The last few years, with their seemingly perpetual peak season shipping, obviously didn’t play out as normal. Though we finally are looking at a more traditional pre-pandemic outlook for the international shipping industry, we still may not see the normal seasonal ebbs and flows. Many retailers are still overstocked and there is much uncertainty over economic recovery and consumer spending in the face of still problematic inflation and recession.

Outrageous government spending has been a driving force behind inflation and economic downturn. With Republicans taking a majority in the House, Democrat spending bills in the trillions will likely be curbed. That should help, but it’s hard to say economic recovery will be sudden or even fast.

Additionally, China’s terrible Covid Zero policies are still wreaking a great deal of uncertainty when it comes to importing goods from the country.

Carriers Know the International Shipping Market Has Shifted

Ocean freight carriers are publicly sharing uncertainty about when shipping demand will increase again.

CEO Rolf Habben Jansen of Hapag Lloyd, the world’s fifth largest ocean carrier by capacity, was quoted in a Reuters article on when orders for goods and shipping services would pick up like he hopes they will:

“Whether that will happen in March or in June, I don’t know,” he said.

Jansen has certainly accepted the soaring freight rates, which caused carriers like Hapag Lloyd to rake in billions upon billions, is over.

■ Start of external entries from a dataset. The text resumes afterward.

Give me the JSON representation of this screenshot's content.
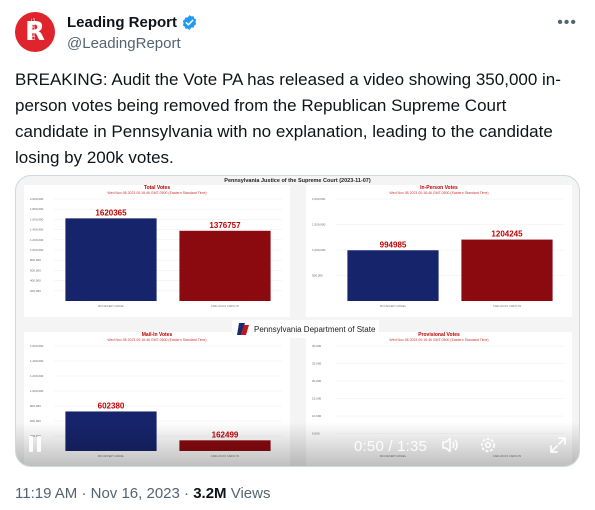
{
  "author": {
    "display_name": "Leading Report",
    "handle": "@LeadingReport",
    "avatar_letter": "R",
    "avatar_tag": "LEADING"
  },
  "tweet": {
    "text": "BREAKING: Audit the Vote PA has released a video showing 350,000 in-person votes being removed from the Republican Supreme Court candidate in Pennsylvania with no explanation, leading to the candidate losing by 200k votes."
  },
  "media": {
    "title": "Pennsylvania Justice of the Supreme Court (2023-11-07)",
    "source_text": "Pennsylvania Department of State",
    "time_readout": "0:50 / 1:35",
    "charts": [
      {
        "title": "Total Votes",
        "subtitle": "Wed Nov 08 2023 00:16:46 GMT-0500 (Eastern Standard Time)",
        "yticks": [
          "2,000,000",
          "1,800,000",
          "1,600,000",
          "1,400,000",
          "1,200,000",
          "1,000,000",
          "800,000",
          "600,000",
          "400,000",
          "200,000"
        ],
        "categories": [
          "MCCAFFERY DANIEL",
          "CARLUCCIO CAROLYN"
        ],
        "values": [
          1620365,
          1376757
        ],
        "value_labels": [
          "1620365",
          "1376757"
        ],
        "ymax": 2000000
      },
      {
        "title": "In-Person Votes",
        "subtitle": "Wed Nov 08 2023 00:16:46 GMT-0500 (Eastern Standard Time)",
        "yticks": [
          "2,000,000",
          "1,500,000",
          "1,000,000",
          "500,000"
        ],
        "categories": [
          "MCCAFFERY DANIEL",
          "CARLUCCIO CAROLYN"
        ],
        "values": [
          994985,
          1204245
        ],
        "value_labels": [
          "994985",
          "1204245"
        ],
        "ymax": 2000000
      },
      {
        "title": "Mail-In Votes",
        "subtitle": "Wed Nov 08 2023 00:16:46 GMT-0500 (Eastern Standard Time)",
        "yticks": [
          "1,600,000",
          "1,400,000",
          "1,200,000",
          "1,000,000",
          "800,000",
          "600,000",
          "400,000"
        ],
        "categories": [
          "MCCAFFERY DANIEL",
          "CARLUCCIO CAROLYN"
        ],
        "values": [
          602380,
          162499
        ],
        "value_labels": [
          "602380",
          "162499"
        ],
        "ymax": 1600000
      },
      {
        "title": "Provisional Votes",
        "subtitle": "Wed Nov 08 2023 00:16:46 GMT-0500 (Eastern Standard Time)",
        "yticks": [
          "30,000",
          "25,000",
          "20,000",
          "15,000",
          "10,000",
          "5,000"
        ],
        "categories": [
          "MCCAFFERY DANIEL",
          "CARLUCCIO CAROLYN"
        ],
        "values": [
          0,
          0
        ],
        "value_labels": [
          "0",
          "0"
        ],
        "ymax": 30000
      }
    ],
    "colors": {
      "bar_1": "#16246b",
      "bar_2": "#8b0a10",
      "accent": "#c00000"
    }
  },
  "footer": {
    "time": "11:19 AM",
    "date": "Nov 16, 2023",
    "views": "3.2M",
    "views_label": "Views"
  },
  "icons": [
    "verified-icon",
    "more-icon",
    "pause-icon",
    "volume-icon",
    "settings-icon",
    "fullscreen-icon",
    "pa-logo-icon"
  ]
}
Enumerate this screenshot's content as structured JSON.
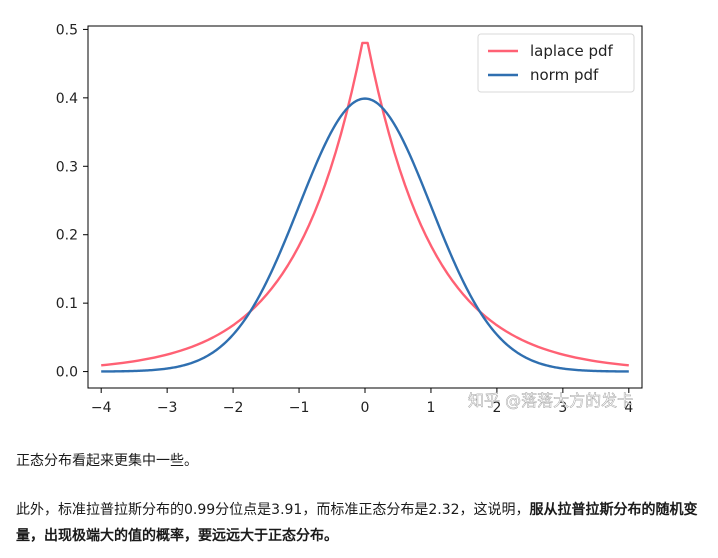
{
  "chart_data": {
    "type": "line",
    "x_ticks": [
      "−4",
      "−3",
      "−2",
      "−1",
      "0",
      "1",
      "2",
      "3",
      "4"
    ],
    "y_ticks": [
      "0.0",
      "0.1",
      "0.2",
      "0.3",
      "0.4",
      "0.5"
    ],
    "xlim": [
      -4.2,
      4.2
    ],
    "ylim": [
      -0.024,
      0.505
    ],
    "x_range": [
      -4,
      4
    ],
    "grid": false,
    "legend_position": "top-right",
    "series": [
      {
        "name": "laplace pdf",
        "color": "#ff6174",
        "distribution": "laplace",
        "peak": 0.5
      },
      {
        "name": "norm pdf",
        "color": "#2f6fb0",
        "distribution": "normal",
        "peak": 0.399
      }
    ]
  },
  "watermark": "知乎 @落落大方的发卡",
  "text": {
    "para1": "正态分布看起来更集中一些。",
    "para2_normal": "此外，标准拉普拉斯分布的0.99分位点是3.91，而标准正态分布是2.32，这说明，",
    "para2_bold": "服从拉普拉斯分布的随机变量，出现极端大的值的概率，要远远大于正态分布。"
  }
}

“The party is over. We are back to a normal shipping business,” CEO Rolf Habben Jansen told reporters at a briefing late on Tuesday on the state of the market, in which his company reported sky-high profits for three years running.

“Now we have to fight for every box again to get our ships full,” he said.

However, he expects freight rates will not fall below costs, which were being kept high by expensive charter rates, high fuel costs and the need to adjust fleets to running on low carbon fuel.

That last bit about rates not falling below costs is important. Something I often wrote during the years of record low freight rates, when carriers were struggling with profitability, is there’s a point when freight rates get lower than is even good for shippers. Obviously, shippers want costs to be as low as possible to help them make profits as high as possible. However, when freight rates get unhealthily low for carriers, there’s a risk of bankruptcies and buyouts shrinking competition in the industry. Shrinking competition means rates are likely to rise again and be harder to come back down.

In the meantime, low demand has carriers turning to blank (cancelled) sailings, often last minute ones, in attempt to reduce capacity and fight falling rates. Some reports put blank sailings as high as 50% of scheduled sailings at the moment. Many blank sailings are happening last minute too. That can bring with it delays for shippers on getting their goods, as the cargo doesn’t leave port until a later sailing.